Casein proteins produce casein micelles – particles that are behind milk’s white color. Casein micelles are responsible for delivering calcium and amino acids in milk from a mother to their young. This got the team thinking: could casein micelles deliver Ritonavir molecules, too?

“I have been working with bovine casein micelles for a few years now, and we have investigated the structure and functionality of these proteins,” says Harte. “What we found is these micelles are able to carry molecules that have very little solubility in water, that have low molecular weight and that are very hydrophobic – such as Ritonavir.”

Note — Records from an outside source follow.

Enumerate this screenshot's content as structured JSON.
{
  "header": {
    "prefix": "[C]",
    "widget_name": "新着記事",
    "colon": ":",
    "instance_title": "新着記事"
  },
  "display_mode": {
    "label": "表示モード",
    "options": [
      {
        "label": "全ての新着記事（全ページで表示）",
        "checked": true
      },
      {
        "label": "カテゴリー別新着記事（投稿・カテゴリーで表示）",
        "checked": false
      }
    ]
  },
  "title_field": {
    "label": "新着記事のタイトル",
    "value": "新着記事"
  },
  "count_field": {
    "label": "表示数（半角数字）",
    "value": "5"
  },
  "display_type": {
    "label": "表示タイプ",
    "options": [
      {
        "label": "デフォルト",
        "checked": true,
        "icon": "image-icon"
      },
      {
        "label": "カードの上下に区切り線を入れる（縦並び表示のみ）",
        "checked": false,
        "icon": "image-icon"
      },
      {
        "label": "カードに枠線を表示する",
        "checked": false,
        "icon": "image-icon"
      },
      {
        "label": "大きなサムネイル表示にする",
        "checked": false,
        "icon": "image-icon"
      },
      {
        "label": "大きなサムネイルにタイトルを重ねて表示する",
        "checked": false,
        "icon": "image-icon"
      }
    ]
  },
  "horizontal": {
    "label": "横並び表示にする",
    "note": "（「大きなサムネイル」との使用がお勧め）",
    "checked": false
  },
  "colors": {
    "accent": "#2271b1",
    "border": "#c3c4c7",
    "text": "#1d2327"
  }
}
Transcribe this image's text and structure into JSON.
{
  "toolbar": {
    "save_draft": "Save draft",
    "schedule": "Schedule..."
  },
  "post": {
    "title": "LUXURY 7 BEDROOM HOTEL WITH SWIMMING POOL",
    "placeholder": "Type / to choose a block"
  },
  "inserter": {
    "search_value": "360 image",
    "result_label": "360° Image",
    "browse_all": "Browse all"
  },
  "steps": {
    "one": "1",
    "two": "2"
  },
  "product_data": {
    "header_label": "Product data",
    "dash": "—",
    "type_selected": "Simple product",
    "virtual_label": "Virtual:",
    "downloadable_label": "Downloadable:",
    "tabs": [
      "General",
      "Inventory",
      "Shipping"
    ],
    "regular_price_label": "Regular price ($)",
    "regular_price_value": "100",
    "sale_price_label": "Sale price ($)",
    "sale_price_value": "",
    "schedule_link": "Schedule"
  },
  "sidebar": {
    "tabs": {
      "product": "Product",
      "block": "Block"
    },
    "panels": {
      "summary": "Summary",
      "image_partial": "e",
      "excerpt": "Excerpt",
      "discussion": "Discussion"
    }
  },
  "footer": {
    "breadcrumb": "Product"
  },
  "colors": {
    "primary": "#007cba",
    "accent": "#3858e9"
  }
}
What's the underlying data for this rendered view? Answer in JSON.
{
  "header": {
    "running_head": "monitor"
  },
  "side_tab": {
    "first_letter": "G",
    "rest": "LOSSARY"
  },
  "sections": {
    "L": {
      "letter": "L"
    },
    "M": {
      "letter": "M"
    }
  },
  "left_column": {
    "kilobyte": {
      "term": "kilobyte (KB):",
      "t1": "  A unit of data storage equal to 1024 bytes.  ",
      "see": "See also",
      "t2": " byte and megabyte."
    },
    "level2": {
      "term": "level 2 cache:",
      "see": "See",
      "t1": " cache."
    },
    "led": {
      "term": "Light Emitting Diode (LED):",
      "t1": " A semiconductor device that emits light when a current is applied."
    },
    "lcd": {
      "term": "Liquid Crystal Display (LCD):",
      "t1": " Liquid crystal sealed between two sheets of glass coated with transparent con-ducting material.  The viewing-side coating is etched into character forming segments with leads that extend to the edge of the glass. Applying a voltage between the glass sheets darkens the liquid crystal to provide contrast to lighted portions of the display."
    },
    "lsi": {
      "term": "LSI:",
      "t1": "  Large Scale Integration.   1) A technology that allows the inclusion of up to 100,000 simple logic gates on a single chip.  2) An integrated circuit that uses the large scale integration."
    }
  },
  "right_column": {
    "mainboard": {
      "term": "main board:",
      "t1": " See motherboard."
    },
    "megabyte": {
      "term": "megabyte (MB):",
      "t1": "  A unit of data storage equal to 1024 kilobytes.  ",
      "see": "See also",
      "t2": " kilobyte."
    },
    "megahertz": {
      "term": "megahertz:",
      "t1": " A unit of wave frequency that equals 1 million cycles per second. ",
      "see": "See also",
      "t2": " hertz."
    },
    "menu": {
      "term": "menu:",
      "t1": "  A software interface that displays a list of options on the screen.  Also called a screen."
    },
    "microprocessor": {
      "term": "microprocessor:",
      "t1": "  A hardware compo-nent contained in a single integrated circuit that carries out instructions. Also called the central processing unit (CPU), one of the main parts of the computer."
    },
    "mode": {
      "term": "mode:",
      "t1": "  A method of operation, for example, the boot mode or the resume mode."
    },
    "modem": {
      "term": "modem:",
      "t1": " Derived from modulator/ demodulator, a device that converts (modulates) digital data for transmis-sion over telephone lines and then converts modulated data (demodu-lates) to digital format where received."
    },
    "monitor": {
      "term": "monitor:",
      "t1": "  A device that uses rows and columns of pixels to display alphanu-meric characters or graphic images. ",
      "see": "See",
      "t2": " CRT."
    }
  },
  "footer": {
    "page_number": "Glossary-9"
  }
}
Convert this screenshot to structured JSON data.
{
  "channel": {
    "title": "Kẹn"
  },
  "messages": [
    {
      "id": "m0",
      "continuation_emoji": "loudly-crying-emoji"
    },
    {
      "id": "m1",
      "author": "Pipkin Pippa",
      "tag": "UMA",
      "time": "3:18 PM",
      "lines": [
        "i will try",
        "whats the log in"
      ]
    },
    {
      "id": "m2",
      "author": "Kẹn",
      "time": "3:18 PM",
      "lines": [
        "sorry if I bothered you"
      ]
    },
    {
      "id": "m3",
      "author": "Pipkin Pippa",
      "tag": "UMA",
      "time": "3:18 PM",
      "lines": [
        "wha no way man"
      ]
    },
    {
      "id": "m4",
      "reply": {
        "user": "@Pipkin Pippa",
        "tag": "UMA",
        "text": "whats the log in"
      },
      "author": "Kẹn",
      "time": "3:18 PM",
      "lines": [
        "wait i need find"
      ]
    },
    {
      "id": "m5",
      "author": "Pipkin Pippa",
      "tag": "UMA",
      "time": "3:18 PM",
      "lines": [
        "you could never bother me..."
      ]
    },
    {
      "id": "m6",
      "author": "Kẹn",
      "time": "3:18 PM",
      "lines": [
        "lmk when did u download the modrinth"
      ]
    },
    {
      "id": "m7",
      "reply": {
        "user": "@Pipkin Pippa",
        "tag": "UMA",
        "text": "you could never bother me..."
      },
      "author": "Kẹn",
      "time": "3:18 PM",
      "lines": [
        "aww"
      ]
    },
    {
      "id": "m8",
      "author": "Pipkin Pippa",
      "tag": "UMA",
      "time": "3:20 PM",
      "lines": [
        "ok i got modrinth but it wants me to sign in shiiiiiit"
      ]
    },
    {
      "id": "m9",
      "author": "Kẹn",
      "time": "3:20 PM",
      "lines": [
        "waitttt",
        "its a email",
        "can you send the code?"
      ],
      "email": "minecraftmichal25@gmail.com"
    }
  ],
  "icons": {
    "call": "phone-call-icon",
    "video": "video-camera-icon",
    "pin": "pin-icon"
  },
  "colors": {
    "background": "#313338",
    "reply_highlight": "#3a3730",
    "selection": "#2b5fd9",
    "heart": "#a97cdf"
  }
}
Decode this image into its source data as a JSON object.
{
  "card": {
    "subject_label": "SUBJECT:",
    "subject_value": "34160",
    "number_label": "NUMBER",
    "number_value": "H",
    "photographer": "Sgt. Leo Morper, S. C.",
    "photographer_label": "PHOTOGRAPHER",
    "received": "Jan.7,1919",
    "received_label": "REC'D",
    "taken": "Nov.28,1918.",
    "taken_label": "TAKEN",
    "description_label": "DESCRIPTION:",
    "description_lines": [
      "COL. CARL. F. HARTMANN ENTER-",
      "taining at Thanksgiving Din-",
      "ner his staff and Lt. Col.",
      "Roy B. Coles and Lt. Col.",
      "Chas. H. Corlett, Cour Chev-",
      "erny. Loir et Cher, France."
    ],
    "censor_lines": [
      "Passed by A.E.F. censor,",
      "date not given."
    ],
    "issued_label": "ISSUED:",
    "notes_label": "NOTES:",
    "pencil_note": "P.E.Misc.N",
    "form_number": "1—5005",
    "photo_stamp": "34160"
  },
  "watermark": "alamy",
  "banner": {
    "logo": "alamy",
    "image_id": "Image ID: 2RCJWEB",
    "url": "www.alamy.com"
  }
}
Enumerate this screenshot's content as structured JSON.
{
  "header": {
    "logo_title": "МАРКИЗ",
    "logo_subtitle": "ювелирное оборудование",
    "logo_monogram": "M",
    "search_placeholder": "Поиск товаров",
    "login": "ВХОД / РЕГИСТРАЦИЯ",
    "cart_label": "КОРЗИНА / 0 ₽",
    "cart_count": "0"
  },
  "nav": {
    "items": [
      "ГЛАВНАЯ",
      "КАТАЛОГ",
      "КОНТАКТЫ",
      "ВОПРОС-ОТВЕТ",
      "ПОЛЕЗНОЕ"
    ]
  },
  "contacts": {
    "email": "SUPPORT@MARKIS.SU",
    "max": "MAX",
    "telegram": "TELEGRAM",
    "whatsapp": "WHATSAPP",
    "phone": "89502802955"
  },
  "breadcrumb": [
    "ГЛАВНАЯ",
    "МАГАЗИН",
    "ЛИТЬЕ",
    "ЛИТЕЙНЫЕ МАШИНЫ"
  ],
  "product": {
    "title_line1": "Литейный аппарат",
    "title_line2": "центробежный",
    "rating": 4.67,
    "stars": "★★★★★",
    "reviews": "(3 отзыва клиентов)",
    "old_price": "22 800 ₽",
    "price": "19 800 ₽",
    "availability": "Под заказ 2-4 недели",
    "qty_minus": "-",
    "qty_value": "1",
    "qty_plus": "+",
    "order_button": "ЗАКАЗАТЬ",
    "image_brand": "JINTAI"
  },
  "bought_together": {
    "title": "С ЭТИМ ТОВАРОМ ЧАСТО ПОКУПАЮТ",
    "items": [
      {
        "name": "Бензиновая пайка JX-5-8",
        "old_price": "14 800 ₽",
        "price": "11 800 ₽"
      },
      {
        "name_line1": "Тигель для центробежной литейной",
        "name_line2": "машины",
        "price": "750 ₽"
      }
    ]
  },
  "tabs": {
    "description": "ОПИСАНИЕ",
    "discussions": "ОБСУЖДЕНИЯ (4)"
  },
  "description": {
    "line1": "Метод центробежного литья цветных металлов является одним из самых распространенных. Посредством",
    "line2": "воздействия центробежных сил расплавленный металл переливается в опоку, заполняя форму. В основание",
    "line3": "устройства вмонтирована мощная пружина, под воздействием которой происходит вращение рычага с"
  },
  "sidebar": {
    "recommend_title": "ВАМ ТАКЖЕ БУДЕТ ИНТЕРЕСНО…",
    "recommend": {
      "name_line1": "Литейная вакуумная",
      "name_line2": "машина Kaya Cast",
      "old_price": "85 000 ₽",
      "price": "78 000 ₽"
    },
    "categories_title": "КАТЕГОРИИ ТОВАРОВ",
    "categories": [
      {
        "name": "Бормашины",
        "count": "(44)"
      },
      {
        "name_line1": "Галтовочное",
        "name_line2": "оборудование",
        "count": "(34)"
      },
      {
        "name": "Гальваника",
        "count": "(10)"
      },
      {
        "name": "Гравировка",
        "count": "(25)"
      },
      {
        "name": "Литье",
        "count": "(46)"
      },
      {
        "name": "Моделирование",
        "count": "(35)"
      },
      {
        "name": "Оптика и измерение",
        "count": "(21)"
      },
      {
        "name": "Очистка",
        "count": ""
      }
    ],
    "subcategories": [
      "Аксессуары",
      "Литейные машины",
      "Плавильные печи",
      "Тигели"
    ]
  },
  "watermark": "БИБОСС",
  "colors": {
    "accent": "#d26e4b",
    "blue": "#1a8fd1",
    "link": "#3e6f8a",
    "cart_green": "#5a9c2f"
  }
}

What is more, the team found that they could alter the casein micelles to boost their binding properties, meaning they could attach Ritonavir molecules to the micelles more effectively. They did this by homogenizing cow’s milk at 400-500 megapascals. For comparison, Harte notes that milk is normally homogenized at 10-15 megapascals.

Explaining what these findings mean, Harte says:

As a result of this enhanced binding of molecules, we believe a milk powder containing Ritonavir can be used as baby formula, providing a transport system for a drug that is not very soluble in water.”

The researchers say they are currently in the process of testing this formula on three piglets, and blood samples are being taken from the animals every 3 hours to assess its effectiveness.

“The hope is that – and we don’t have the data yet – we find that the Ritonavir is being adequately delivered by the protein in milk,” says Harte. “So if that works, I think we are pretty close to having a formulation that can be used with hydrophobic drugs.”

He adds that he is hopeful their findings will lead to a new drug delivery system to protect against and treat HIV and AIDS, but he notes that the formula needs to be tested in clinical trials to know for certain.

Last month, Medical News Today reported on a study revealing that – for the first time – researchers have developed technologies that allow them to watch how HIV proteins move on the surface of the virus in real-time.

According to the researchers of that study, the discovery may help understanding of how HIV infects human cells, opening the door to new prevention strategies.